Serge Maheshe, murdered broadcaster for Radio Okapi
MONUC today posted a report from Reuters that police in the Democratic Republic of Congo have arrested two soldiers suspected of killing a journalist working for United Nations-sponsored Radio Okapi in the violent eastern Congo. MONUC is the UN sponsored peace-keeping mission in DRC. The report originated from Kinshahsa.
Serge Maheshe, a broadcaster for Radio Okapi since 2002, a nationwide radio network set up to aid the peace process in Congo after the 1998-2003 war, was shot on Wednesday in the South Kivu provincial capital of Bukavu. He has a wife and two children.
Maheshe, a respected journalist, had received death threats before, but U.N. officials said on Friday they still did not know if he was killed because of his work as a journalist.
"We have no evidence one way or the other.
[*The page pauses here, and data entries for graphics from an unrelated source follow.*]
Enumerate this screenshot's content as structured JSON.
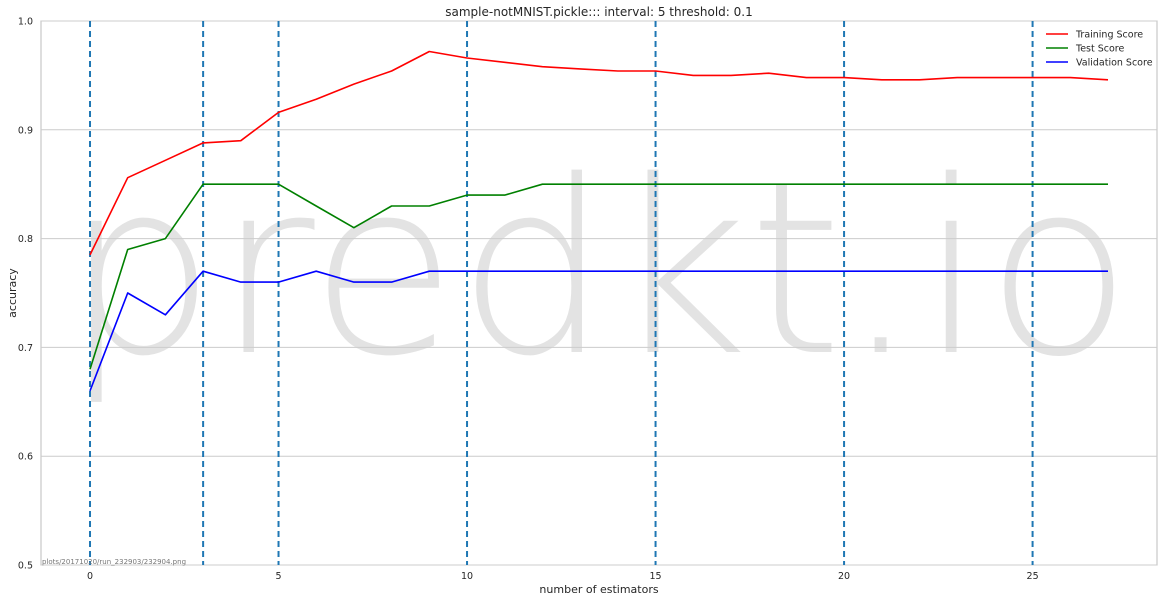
{
  "chart_data": {
    "type": "line",
    "title": "sample-notMNIST.pickle::: interval: 5 threshold: 0.1",
    "xlabel": "number of estimators",
    "ylabel": "accuracy",
    "xlim": [
      -1.3,
      28.3
    ],
    "ylim": [
      0.5,
      1.0
    ],
    "xticks": [
      0,
      5,
      10,
      15,
      20,
      25
    ],
    "xtick_labels": [
      "0",
      "5",
      "10",
      "15",
      "20",
      "25"
    ],
    "yticks": [
      0.5,
      0.6,
      0.7,
      0.8,
      0.9,
      1.0
    ],
    "ytick_labels": [
      "0.5",
      "0.6",
      "0.7",
      "0.8",
      "0.9",
      "1.0"
    ],
    "grid": true,
    "legend_position": "top-right",
    "x": [
      0,
      1,
      2,
      3,
      4,
      5,
      6,
      7,
      8,
      9,
      10,
      11,
      12,
      13,
      14,
      15,
      16,
      17,
      18,
      19,
      20,
      21,
      22,
      23,
      24,
      25,
      26,
      27
    ],
    "series": [
      {
        "name": "Training Score",
        "color": "#ff0000",
        "values": [
          0.785,
          0.856,
          0.872,
          0.888,
          0.89,
          0.916,
          0.928,
          0.942,
          0.954,
          0.972,
          0.966,
          0.962,
          0.958,
          0.956,
          0.954,
          0.954,
          0.95,
          0.95,
          0.952,
          0.948,
          0.948,
          0.946,
          0.946,
          0.948,
          0.948,
          0.948,
          0.948,
          0.946
        ]
      },
      {
        "name": "Test Score",
        "color": "#008000",
        "values": [
          0.68,
          0.79,
          0.8,
          0.85,
          0.85,
          0.85,
          0.83,
          0.81,
          0.83,
          0.83,
          0.84,
          0.84,
          0.85,
          0.85,
          0.85,
          0.85,
          0.85,
          0.85,
          0.85,
          0.85,
          0.85,
          0.85,
          0.85,
          0.85,
          0.85,
          0.85,
          0.85,
          0.85
        ]
      },
      {
        "name": "Validation Score",
        "color": "#0000ff",
        "values": [
          0.66,
          0.75,
          0.73,
          0.77,
          0.76,
          0.76,
          0.77,
          0.76,
          0.76,
          0.77,
          0.77,
          0.77,
          0.77,
          0.77,
          0.77,
          0.77,
          0.77,
          0.77,
          0.77,
          0.77,
          0.77,
          0.77,
          0.77,
          0.77,
          0.77,
          0.77,
          0.77,
          0.77
        ]
      }
    ],
    "vlines": [
      0,
      3,
      5,
      10,
      15,
      20,
      25
    ],
    "vline_color": "#1f77b4",
    "watermark": "predkt.io",
    "footnote": "plots/20171020/run_232903/232904.png"
  }
}
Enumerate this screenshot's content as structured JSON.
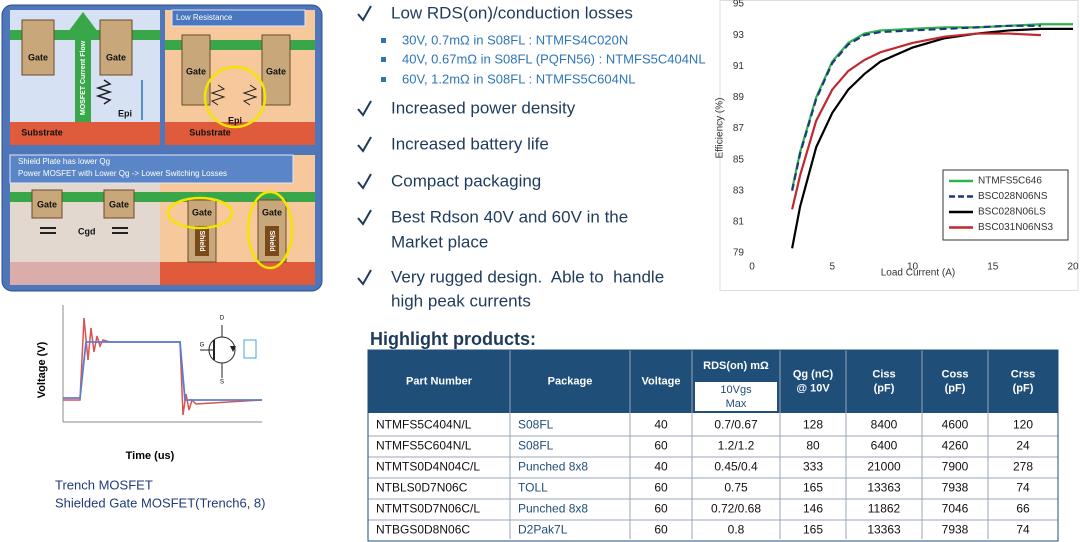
{
  "diagram": {
    "panel_1": {
      "gate_left": "Gate",
      "gate_right": "Gate",
      "current_flow": "MOSFET Current Flow",
      "epi": "Epi",
      "substrate": "Substrate"
    },
    "panel_2": {
      "title": "Low Resistance",
      "gate_left": "Gate",
      "gate_right": "Gate",
      "epi": "Epi",
      "substrate": "Substrate"
    },
    "panel_3": {
      "title_1": "Shield Plate has lower Qg",
      "title_2": "Power MOSFET with Lower Qg -> Lower Switching Losses",
      "gate_1": "Gate",
      "gate_2": "Gate",
      "cgd": "Cgd",
      "gate_3": "Gate",
      "gate_4": "Gate",
      "shield_1": "Shield",
      "shield_2": "Shield"
    }
  },
  "waveform": {
    "ylabel": "Voltage (V)",
    "xlabel": "Time (us)",
    "pin_d": "D",
    "pin_g": "G",
    "pin_s": "S"
  },
  "captions": [
    "Trench MOSFET",
    "Shielded Gate MOSFET(Trench6, 8)"
  ],
  "bullets": [
    {
      "lines": [
        "Low RDS(on)/conduction losses"
      ],
      "sub": [
        "30V, 0.7mΩ in S08FL : NTMFS4C020N",
        "40V, 0.67mΩ in S08FL (PQFN56) : NTMFS5C404NL",
        "60V, 1.2mΩ in S08FL : NTMFS5C604NL"
      ]
    },
    {
      "lines": [
        "Increased power density"
      ]
    },
    {
      "lines": [
        "Increased battery life"
      ]
    },
    {
      "lines": [
        "Compact packaging"
      ]
    },
    {
      "lines": [
        "Best Rdson 40V and 60V in the",
        "Market place"
      ]
    },
    {
      "lines": [
        "Very rugged design.  Able to  handle",
        "high peak currents"
      ]
    }
  ],
  "chart_data": {
    "type": "line",
    "xlabel": "Load Current (A)",
    "ylabel": "Efficiency (%)",
    "x": [
      2.5,
      3,
      4,
      5,
      6,
      7,
      8,
      10,
      12,
      14,
      16,
      18,
      20
    ],
    "series": [
      {
        "name": "NTMFS5C646",
        "color": "#2db34a",
        "dash": false,
        "values": [
          83.1,
          85.5,
          89,
          91.3,
          92.5,
          93.1,
          93.3,
          93.4,
          93.5,
          93.5,
          93.6,
          93.7,
          93.7
        ]
      },
      {
        "name": "BSC028N06NS",
        "color": "#1f3a7a",
        "dash": true,
        "values": [
          83.0,
          85.4,
          88.9,
          91.2,
          92.4,
          93.0,
          93.2,
          93.3,
          93.4,
          93.5,
          93.6,
          93.6,
          null
        ]
      },
      {
        "name": "BSC028N06LS",
        "color": "#000000",
        "dash": false,
        "values": [
          79.3,
          82,
          85.8,
          88,
          89.5,
          90.5,
          91.3,
          92.2,
          92.8,
          93.1,
          93.3,
          93.4,
          93.4
        ]
      },
      {
        "name": "BSC031N06NS3",
        "color": "#c0282d",
        "dash": false,
        "values": [
          81.8,
          84,
          87.5,
          89.5,
          90.7,
          91.4,
          91.9,
          92.5,
          92.9,
          93.1,
          93.1,
          93.0,
          null
        ]
      }
    ],
    "xlim": [
      0,
      20
    ],
    "xticks": [
      0,
      5,
      10,
      15,
      20
    ],
    "ylim": [
      79,
      95
    ],
    "yticks": [
      79,
      81,
      83,
      85,
      87,
      89,
      91,
      93,
      95
    ],
    "grid": false,
    "legend": "lower right"
  },
  "table": {
    "title": "Highlight products:",
    "columns": [
      [
        "Part Number"
      ],
      [
        "Package"
      ],
      [
        "Voltage"
      ],
      [
        "RDS(on) mΩ"
      ],
      [
        "Qg (nC)",
        "@ 10V"
      ],
      [
        "Ciss",
        "(pF)"
      ],
      [
        "Coss",
        "(pF)"
      ],
      [
        "Crss",
        "(pF)"
      ]
    ],
    "rds_condition": [
      "10Vgs",
      "Max"
    ],
    "rows": [
      [
        "NTMFS5C404N/L",
        "S08FL",
        "40",
        "0.7/0.67",
        "128",
        "8400",
        "4600",
        "120"
      ],
      [
        "NTMFS5C604N/L",
        "S08FL",
        "60",
        "1.2/1.2",
        "80",
        "6400",
        "4260",
        "24"
      ],
      [
        "NTMTS0D4N04C/L",
        "Punched 8x8",
        "40",
        "0.45/0.4",
        "333",
        "21000",
        "7900",
        "278"
      ],
      [
        "NTBLS0D7N06C",
        "TOLL",
        "60",
        "0.75",
        "165",
        "13363",
        "7938",
        "74"
      ],
      [
        "NTMTS0D7N06C/L",
        "Punched 8x8",
        "60",
        "0.72/0.68",
        "146",
        "11862",
        "7046",
        "66"
      ],
      [
        "NTBGS0D8N06C",
        "D2Pak7L",
        "60",
        "0.8",
        "165",
        "13363",
        "7938",
        "74"
      ]
    ]
  }
}
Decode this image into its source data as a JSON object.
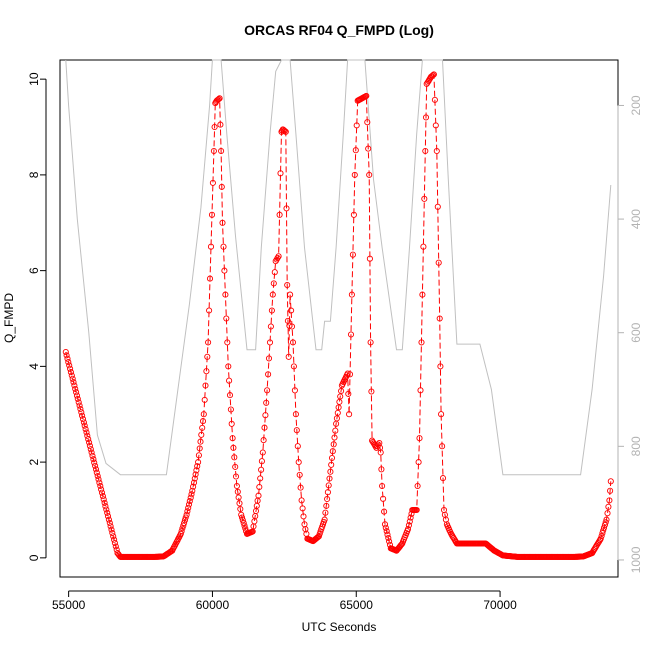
{
  "chart_data": {
    "type": "scatter",
    "title": "ORCAS RF04 Q_FMPD (Log)",
    "xlabel": "UTC Seconds",
    "ylabel": "Q_FMPD",
    "xlim": [
      54700,
      74100
    ],
    "ylim": [
      -0.4,
      10.4
    ],
    "x_ticks": [
      55000,
      60000,
      65000,
      70000
    ],
    "x_tick_labels": [
      "55000",
      "60000",
      "65000",
      "70000"
    ],
    "y_ticks": [
      0,
      2,
      4,
      6,
      8,
      10
    ],
    "y_tick_labels": [
      "0",
      "2",
      "4",
      "6",
      "8",
      "10"
    ],
    "right_axis": {
      "ticks": [
        200,
        400,
        600,
        800,
        1000
      ],
      "tick_labels": [
        "200",
        "400",
        "600",
        "800",
        "1000"
      ],
      "lim": [
        1030,
        120
      ],
      "color": "#b3b3b3"
    },
    "grid": false,
    "legend": "none",
    "series": [
      {
        "style": "points-with-dash-line",
        "color": "#ff0000",
        "points": [
          [
            54900,
            4.3
          ],
          [
            55200,
            3.6
          ],
          [
            55500,
            2.9
          ],
          [
            55800,
            2.2
          ],
          [
            56100,
            1.5
          ],
          [
            56400,
            0.8
          ],
          [
            56700,
            0.1
          ],
          [
            56800,
            0.02
          ],
          [
            57200,
            0.02
          ],
          [
            57600,
            0.02
          ],
          [
            58000,
            0.02
          ],
          [
            58300,
            0.03
          ],
          [
            58600,
            0.15
          ],
          [
            58900,
            0.5
          ],
          [
            59100,
            0.9
          ],
          [
            59300,
            1.4
          ],
          [
            59500,
            2.0
          ],
          [
            59700,
            3.0
          ],
          [
            59850,
            4.5
          ],
          [
            59950,
            6.5
          ],
          [
            60050,
            8.5
          ],
          [
            60100,
            9.5
          ],
          [
            60150,
            9.55
          ],
          [
            60250,
            9.6
          ],
          [
            60300,
            8.5
          ],
          [
            60350,
            7.0
          ],
          [
            60450,
            5.5
          ],
          [
            60550,
            4.0
          ],
          [
            60700,
            2.5
          ],
          [
            60850,
            1.5
          ],
          [
            61000,
            0.9
          ],
          [
            61200,
            0.5
          ],
          [
            61400,
            0.55
          ],
          [
            61600,
            1.3
          ],
          [
            61750,
            2.2
          ],
          [
            61900,
            3.5
          ],
          [
            62000,
            4.5
          ],
          [
            62100,
            5.5
          ],
          [
            62200,
            6.2
          ],
          [
            62300,
            6.3
          ],
          [
            62400,
            8.9
          ],
          [
            62450,
            8.95
          ],
          [
            62550,
            8.9
          ],
          [
            62600,
            5.7
          ],
          [
            62650,
            4.2
          ],
          [
            62700,
            5.5
          ],
          [
            62800,
            4.5
          ],
          [
            62900,
            3.0
          ],
          [
            63000,
            2.0
          ],
          [
            63100,
            1.2
          ],
          [
            63200,
            0.7
          ],
          [
            63300,
            0.4
          ],
          [
            63500,
            0.35
          ],
          [
            63700,
            0.45
          ],
          [
            63900,
            0.8
          ],
          [
            64100,
            1.8
          ],
          [
            64300,
            2.8
          ],
          [
            64500,
            3.6
          ],
          [
            64700,
            3.85
          ],
          [
            64750,
            3.0
          ],
          [
            64850,
            5.5
          ],
          [
            64950,
            8.0
          ],
          [
            65050,
            9.55
          ],
          [
            65200,
            9.6
          ],
          [
            65350,
            9.65
          ],
          [
            65450,
            8.0
          ],
          [
            65500,
            4.5
          ],
          [
            65550,
            2.45
          ],
          [
            65700,
            2.3
          ],
          [
            65800,
            2.4
          ],
          [
            65850,
            2.2
          ],
          [
            65900,
            1.5
          ],
          [
            66000,
            0.7
          ],
          [
            66200,
            0.2
          ],
          [
            66400,
            0.15
          ],
          [
            66600,
            0.3
          ],
          [
            66800,
            0.6
          ],
          [
            66950,
            1.0
          ],
          [
            67100,
            1.0
          ],
          [
            67200,
            2.5
          ],
          [
            67300,
            5.5
          ],
          [
            67400,
            8.5
          ],
          [
            67450,
            9.9
          ],
          [
            67600,
            10.05
          ],
          [
            67700,
            10.1
          ],
          [
            67800,
            8.5
          ],
          [
            67900,
            5.0
          ],
          [
            67950,
            3.0
          ],
          [
            68050,
            1.0
          ],
          [
            68150,
            0.7
          ],
          [
            68300,
            0.5
          ],
          [
            68500,
            0.3
          ],
          [
            69000,
            0.3
          ],
          [
            69500,
            0.3
          ],
          [
            69800,
            0.15
          ],
          [
            70100,
            0.05
          ],
          [
            70600,
            0.02
          ],
          [
            71100,
            0.02
          ],
          [
            71600,
            0.02
          ],
          [
            72100,
            0.02
          ],
          [
            72600,
            0.02
          ],
          [
            72900,
            0.03
          ],
          [
            73200,
            0.1
          ],
          [
            73500,
            0.4
          ],
          [
            73700,
            0.8
          ],
          [
            73800,
            1.2
          ],
          [
            73850,
            1.6
          ]
        ]
      },
      {
        "style": "line",
        "color": "#c0c0c0",
        "axis": "right",
        "points": [
          [
            54900,
            120
          ],
          [
            55000,
            200
          ],
          [
            55300,
            400
          ],
          [
            55700,
            600
          ],
          [
            56000,
            780
          ],
          [
            56300,
            830
          ],
          [
            56800,
            850
          ],
          [
            57300,
            850
          ],
          [
            58000,
            850
          ],
          [
            58400,
            850
          ],
          [
            58800,
            700
          ],
          [
            59200,
            550
          ],
          [
            59600,
            380
          ],
          [
            59900,
            200
          ],
          [
            60000,
            120
          ],
          [
            60300,
            120
          ],
          [
            60500,
            250
          ],
          [
            60800,
            430
          ],
          [
            61200,
            630
          ],
          [
            61500,
            630
          ],
          [
            61700,
            450
          ],
          [
            62000,
            250
          ],
          [
            62200,
            140
          ],
          [
            62400,
            120
          ],
          [
            62700,
            120
          ],
          [
            62900,
            250
          ],
          [
            63200,
            450
          ],
          [
            63600,
            630
          ],
          [
            63800,
            630
          ],
          [
            63900,
            580
          ],
          [
            64100,
            580
          ],
          [
            64300,
            450
          ],
          [
            64550,
            250
          ],
          [
            64700,
            120
          ],
          [
            65300,
            120
          ],
          [
            65600,
            330
          ],
          [
            65900,
            450
          ],
          [
            66400,
            630
          ],
          [
            66600,
            630
          ],
          [
            66850,
            450
          ],
          [
            67100,
            250
          ],
          [
            67300,
            120
          ],
          [
            68000,
            120
          ],
          [
            68200,
            330
          ],
          [
            68500,
            620
          ],
          [
            69300,
            620
          ],
          [
            69700,
            700
          ],
          [
            70100,
            850
          ],
          [
            70500,
            850
          ],
          [
            71200,
            850
          ],
          [
            72000,
            850
          ],
          [
            72800,
            850
          ],
          [
            73200,
            700
          ],
          [
            73600,
            500
          ],
          [
            73850,
            340
          ]
        ]
      }
    ]
  }
}
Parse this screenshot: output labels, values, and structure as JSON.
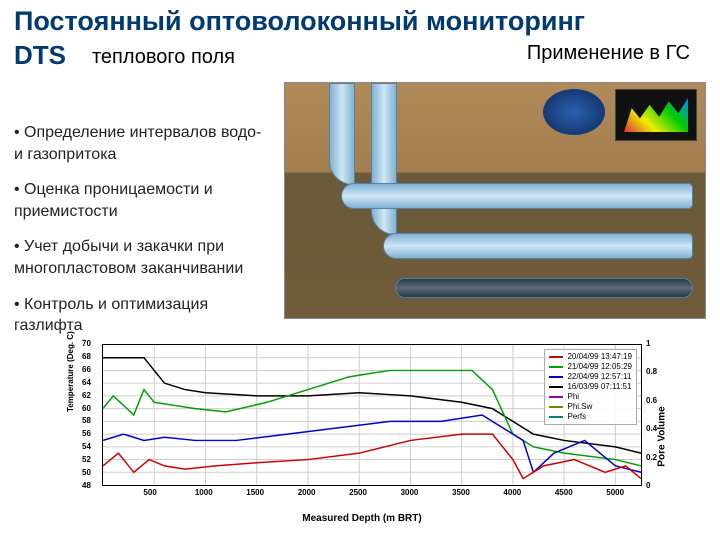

We know, at one time, he had a brush with the military but that seems to have been a personal dispute that escalated. We cannot yet say if it was politically motivated," Kemal Saiki, spokesman for the U.N. mission in Congo, said.
He was the third journalist murdered in the former Belgian colony since 2005. Maheshe had in the past been involved in a dispute with members of the military, it was rumored.
Radio Okapi Offices in Goma, DRC
"The two who shot the Radio Okapi journalist are active soldiers," he added.
It is unclear what was meant by "active soldiers." There are many militia in the area, but the Regular Congolese army, Forces Armées de la République Démocratique du Congo (FARDC), is the only officially recognized militia.
Around 1,000 people were present at the arraignment of the two suspects in Bukavu late on Thursday, witnesses said.
Reports say Maheshe was walking from a friend's house to a U.N. vehicle late on Wednesday when he was approached by two men dressed in civilian clothes who forced the 31-year-old to sit down.
They asked his name and then fired several shots into his legs and chest. Several others also stopped by the gunmen were left unharmed and Maheshe was not robbed, U.N. officials said.
The international press freedom watchdog Reporters without Borders classifies Congo as a "difficult situation" country.
Maheshe is due to be buried in Bukavu on Friday.